Leavitt, who headed HHS during President Bush’s second term, is a little more optimistic.

“I think something’s going to pass,” Leavitt said. “The reason I say that is because the president and Congress have stepped out so far.”

But Leavitt doesn’t foresee a comprehensive bill. Instead, he projects that the legislation will represent incremental change that includes expanding Medicaid and instituting quality improvement methods like studying the comparative effectiveness of medical treatments.

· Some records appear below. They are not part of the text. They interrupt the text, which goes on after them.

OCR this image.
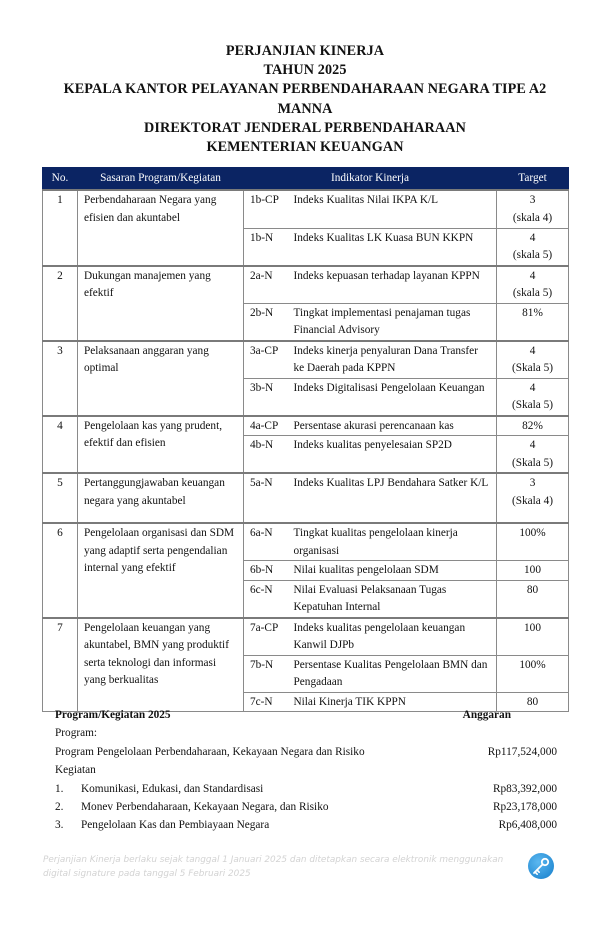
PERJANJIAN KINERJA
TAHUN 2025
KEPALA KANTOR PELAYANAN PERBENDAHARAAN NEGARA TIPE A2
MANNA
DIREKTORAT JENDERAL PERBENDAHARAAN
KEMENTERIAN KEUANGAN
No.	Sasaran Program/Kegiatan	Indikator Kinerja		Target
1	Perbendaharaan Negara yang efisien dan akuntabel	1b-CP	Indeks Kualitas Nilai IKPA K/L	3
(skala 4)

		1b-N	Indeks Kualitas LK Kuasa BUN KKPN	4
(skala 5)

2	Dukungan manajemen yang efektif	2a-N	Indeks kepuasan terhadap layanan KPPN	4
(skala 5)

		2b-N	Tingkat implementasi penajaman tugas Financial Advisory	81%

3	Pelaksanaan anggaran yang optimal	3a-CP	Indeks kinerja penyaluran Dana Transfer ke Daerah pada KPPN	4
(Skala 5)

		3b-N	Indeks Digitalisasi Pengelolaan Keuangan	4
(Skala 5)

4	Pengelolaan kas yang prudent, efektif dan efisien	4a-CP	Persentase akurasi perencanaan kas	82%

		4b-N	Indeks kualitas penyelesaian SP2D	4
(Skala 5)

5	Pertanggungjawaban keuangan negara yang akuntabel	5a-N	Indeks Kualitas LPJ Bendahara Satker K/L	3
(Skala 4)

6	Pengelolaan organisasi dan SDM yang adaptif serta pengendalian internal yang efektif	6a-N	Tingkat kualitas pengelolaan kinerja organisasi	100%

		6b-N	Nilai kualitas pengelolaan SDM	100

		6c-N	Nilai Evaluasi Pelaksanaan Tugas Kepatuhan Internal	80

7	Pengelolaan keuangan yang akuntabel, BMN yang produktif serta teknologi dan informasi yang berkualitas	7a-CP	Indeks kualitas pengelolaan keuangan Kanwil DJPb	100

		7b-N	Persentase Kualitas Pengelolaan BMN dan Pengadaan	100%

		7c-N	Nilai Kinerja TIK KPPN	80
Program/Kegiatan 2025	Anggaran
Program:
Program Pengelolaan Perbendaharaan, Kekayaan Negara dan Risiko	Rp117,524,000
Kegiatan
1. Komunikasi, Edukasi, dan Standardisasi	Rp83,392,000
2. Monev Perbendaharaan, Kekayaan Negara, dan Risiko	Rp23,178,000
3. Pengelolaan Kas dan Pembiayaan Negara	Rp6,408,000
Perjanjian Kinerja berlaku sejak tanggal 1 Januari 2025 dan ditetapkan secara elektronik menggunakan
digital signature pada tanggal 5 Februari 2025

But the bill won’t settle the debate--and pundits will parse the result, he said.

“There will be a mad scramble to define what it was and what it wasn’t,” Leavitt said.

Daschle and Leavitt found plenty of areas of agreement. They both want to see a system in which health care payments are based on value of treatment rather than volume. They also endorse expanding access and lowering costs.

But they split on whether the government should offer its own insurance plan, the so-called public option. Leavitt called it a “Trojan horse” that would lead to a federal takeover of health care by driving private insurance out of the market.

Daschle gave a “qualified yes” to a public plan. He argued that a public option would provide more competition and choice. He said that it would help ensure widespread coverage and avoid the “donut hole” problem related to the Medicare Part D prescription plan.

“We still have huge problems with regard to coverage for drugs for senior citizens,” Daschle said.

Leavitt touted Medicare Part D as a model for health care reform because he said that it has made participants informed consumers.

“They beat a path to higher quality and lower costs,” Leavitt said.

Government should organize what is now a “disconnected” and “siloed” health care system, Leavitt said. But Washington shouldn’t “own it,” in the way that it does national defense.

Daschle and Leavitt also differed on paying for the estimated $1.3 trillion that health care reform would cost over 10 years. Leavitt said that Congress hasn’t accounted for the spending.

Financing reform over a longer timeframe than 10 years would make it more affordable, according to Daschle. He said that the costs can be offset and that Congress shouldn’t push off paying the bill
indefinitely. But he also stressed that the spending should be seen as an investment in providing coverage for all Americans.

“If we’re going to do this efficiently, we have to bring everyone under the tent,” Daschle said.